Based on the correlation analysis between the gut microbiota and serum metabolites, we observed a significant positive correlation between tinnitus-enriched genera (e.g., Rhodococcus, Aeromonas, and Phyllobacterium) and elevated serum metabolites in the tinnitus group. Conversely, tinnitus-depleted probiotics (e.g., Lactobacillus, Lactococcus, and Akkermansia) showed a positive correlation with tinnitus-depleted serum metabolites, some of which have been reported to possess anti-inflammatory properties. We have also discovered two bacterial modules (B6 and B22) that are enriched in tinnitus, suggesting their potential crucial roles in the development of tinnitus. PICRUSt2 allowed us to predict the representative function of tinnitus-related gut microbiota. Specifically, L-tryptophan degradation pathways and the fatty acid salvage were significantly upregulated in the tinnitus group, consistent with our metabolic analysis.
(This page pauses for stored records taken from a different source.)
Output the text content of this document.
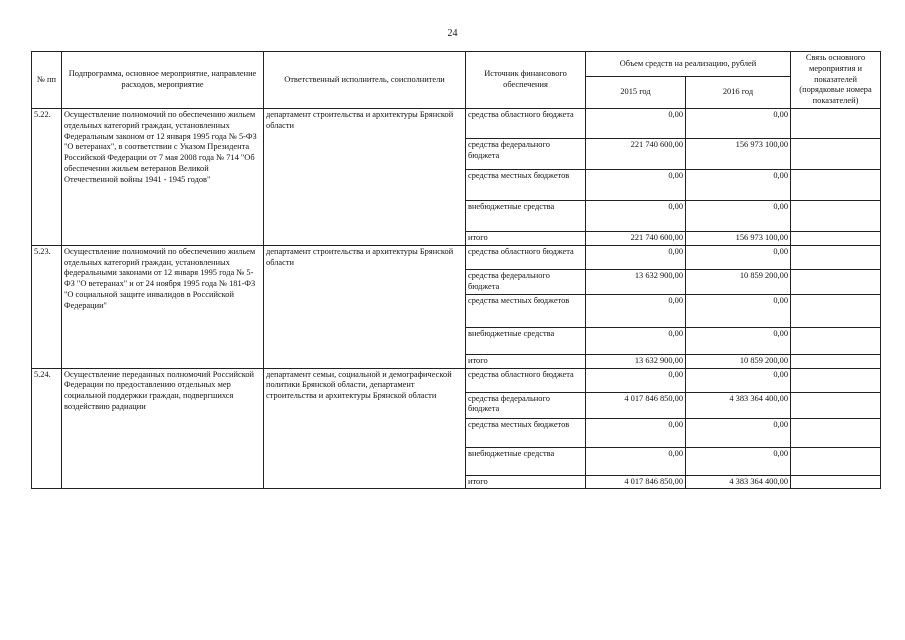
24
№ пп	Подпрограмма, основное мероприятие, направление расходов, мероприятие	Ответственный исполнитель, соисполнители	Источник финансового обеспечения	Объем средств на реализацию, рублей		Связь основного мероприятия и показателей (порядковые номера показателей)
				2015 год	2016 год	
5.22.	Осуществление полномочий по обеспечению жильем отдельных категорий граждан, установленных Федеральным законом от 12 января 1995 года № 5-ФЗ "О ветеранах", в соответствии с Указом Президента Российской Федерации от 7 мая 2008 года № 714 "Об обеспечении жильем ветеранов Великой Отечественной войны 1941 - 1945 годов"	департамент строительства и архитектуры Брянской области	средства областного бюджета	0,00	0,00	
			средства федерального бюджета	221 740 600,00	156 973 100,00	
			средства местных бюджетов	0,00	0,00	
			внебюджетные средства	0,00	0,00	
			итого	221 740 600,00	156 973 100,00	
5.23.	Осуществление полномочий по обеспечению жильем отдельных категорий граждан, установленных федеральными законами от 12 января 1995 года № 5-ФЗ "О ветеранах" и от 24 ноября 1995 года № 181-ФЗ "О социальной защите инвалидов в Российской Федерации"	департамент строительства и архитектуры Брянской области	средства областного бюджета	0,00	0,00	
			средства федерального бюджета	13 632 900,00	10 859 200,00	
			средства местных бюджетов	0,00	0,00	
			внебюджетные средства	0,00	0,00	
			итого	13 632 900,00	10 859 200,00	
5.24.	Осуществление переданных полномочий Российской Федерации по предоставлению отдельных мер социальной поддержки граждан, подвергшихся воздействию радиации	департамент семьи, социальной и демографической политики Брянской области, департамент строительства и архитектуры Брянской области	средства областного бюджета	0,00	0,00	
			средства федерального бюджета	4 017 846 850,00	4 383 364 400,00	
			средства местных бюджетов	0,00	0,00	
			внебюджетные средства	0,00	0,00	
			итого	4 017 846 850,00	4 383 364 400,00	
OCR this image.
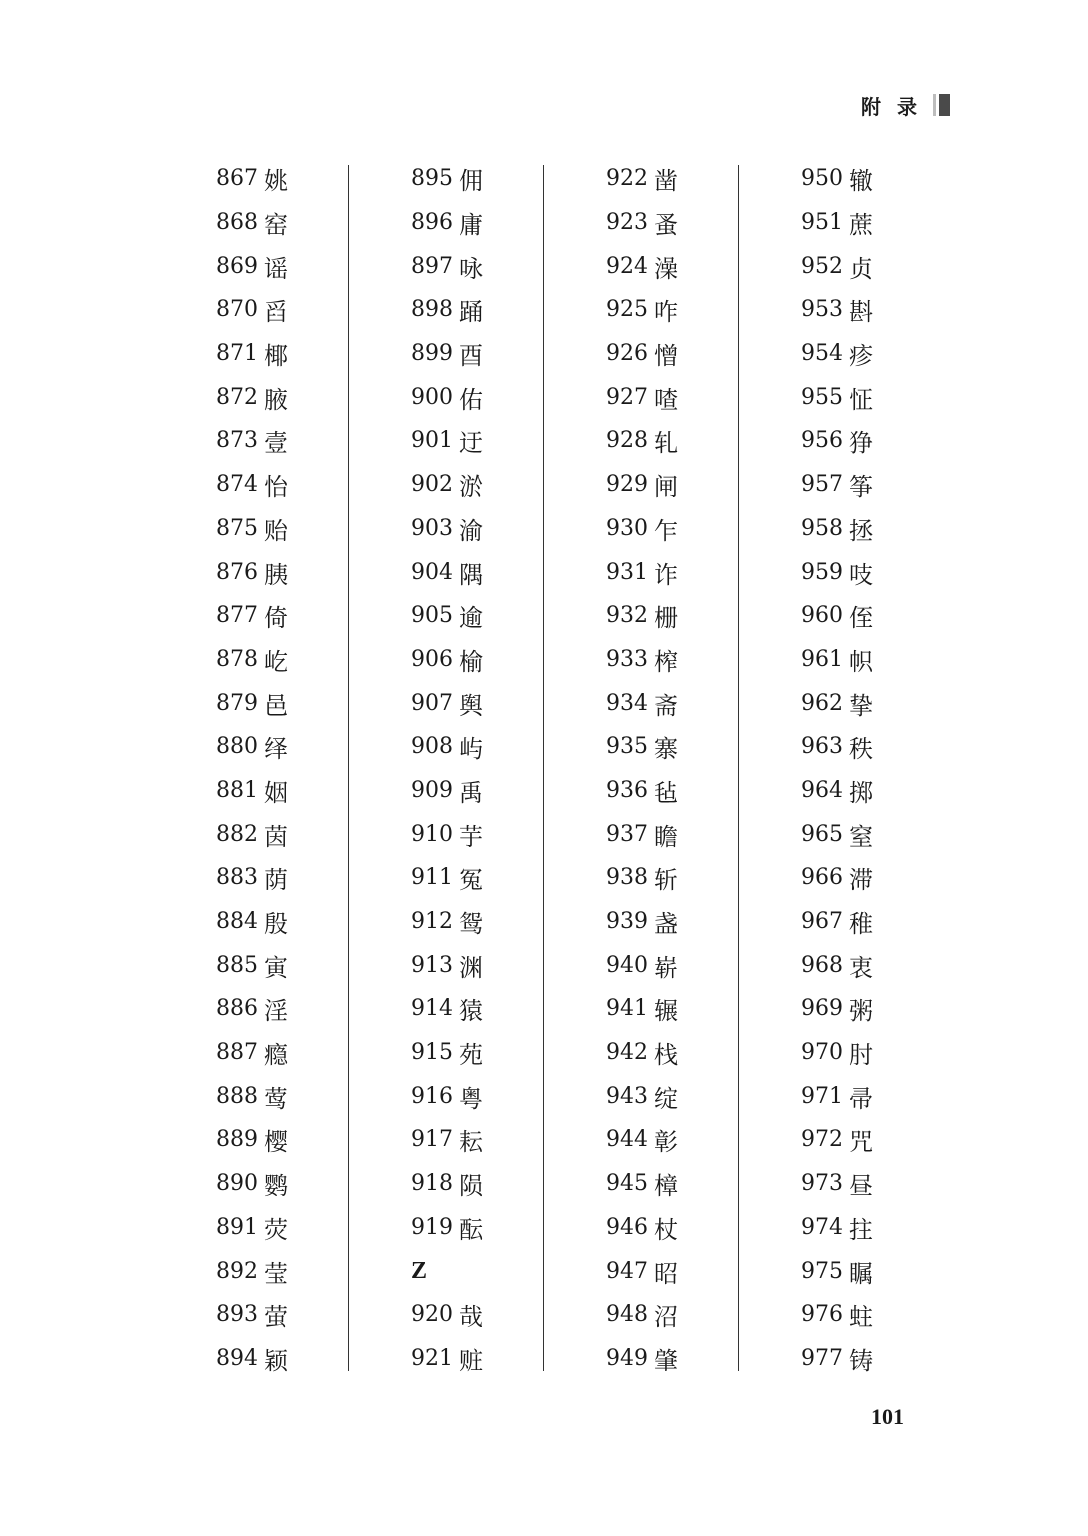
附录
867 姚
868 窑
869 谣
870 舀
871 椰
872 腋
873 壹
874 怡
875 贻
876 胰
877 倚
878 屹
879 邑
880 绎
881 姻
882 茵
883 荫
884 殷
885 寅
886 淫
887 瘾
888 莺
889 樱
890 鹦
891 荧
892 莹
893 萤
894 颖
895 佣
896 庸
897 咏
898 踊
899 酉
900 佑
901 迂
902 淤
903 渝
904 隅
905 逾
906 榆
907 舆
908 屿
909 禹
910 芋
911 冤
912 鸳
913 渊
914 猿
915 苑
916 粤
917 耘
918 陨
919 酝
Z
920 哉
921 赃
922 凿
923 蚤
924 澡
925 咋
926 憎
927 喳
928 轧
929 闸
930 乍
931 诈
932 栅
933 榨
934 斋
935 寨
936 毡
937 瞻
938 斩
939 盏
940 崭
941 辗
942 栈
943 绽
944 彰
945 樟
946 杖
947 昭
948 沼
949 肇
950 辙
951 蔗
952 贞
953 斟
954 疹
955 怔
956 狰
957 筝
958 拯
959 吱
960 侄
961 帜
962 挚
963 秩
964 掷
965 窒
966 滞
967 稚
968 衷
969 粥
970 肘
971 帚
972 咒
973 昼
974 拄
975 瞩
976 蛀
977 铸
101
Our comprehensive multi-omics investigation provides a thorough overview of disturbances in the gut microbiota and related serum metabolites in patients with tinnitus. Based on these findings, we introduce the novel concept of the “gut-brain-ear axis” for the first time. Dysregulation of the gut microbiota leads to alterations in serum metabolites, and prolonged exposure to such a state may induce changes in auditory-related brain regions. Abnormal excitability or inflammatory damage to neurons decreases the stability of the auditory pathway and increases the susceptibility to tinnitus. Once inducible factors, such as peripheral auditory pathway damage, result in acute tinnitus, the changes mentioned above disrupt the negative feedback mechanism, and involvement of the limbic circuitry allows abnormal signals toward chronicity and emotional association. These findings first illustrated the potential involvement of the gut microbiota in the pathogenesis of tinnitus. We also provided a fresh perspective for tinnitus treatment, which may target specific gut taxa and serum metabolites mentioned in our study, supported by further functional studies.
Despite the robustness of our findings, our study has certain limitations. The relatively small sample size may have obscured the changes in the gut microbiota and serum metabolic profiles in tinnitus. Larger studies are necessary to validate our conclusions, and further functional experiments should be conducted to confirm our hypothesis about the “gut-brain-ear axis.” Furthermore, as a cross-sectional study, we only assessed microbial and metabolomic features at baseline without monitoring dynamic changes. Some potential confounding factors, such as diet, lifestyle, and social status, could influence gut microbiota composition, thus introducing bias into the correlation analysis. Additionally, the direct association between the gut microbiota and tinnitus requires validation through animal experiments, and further analysis of brain function is necessary to uncover the pathomechanisms underlying chronic tinnitus.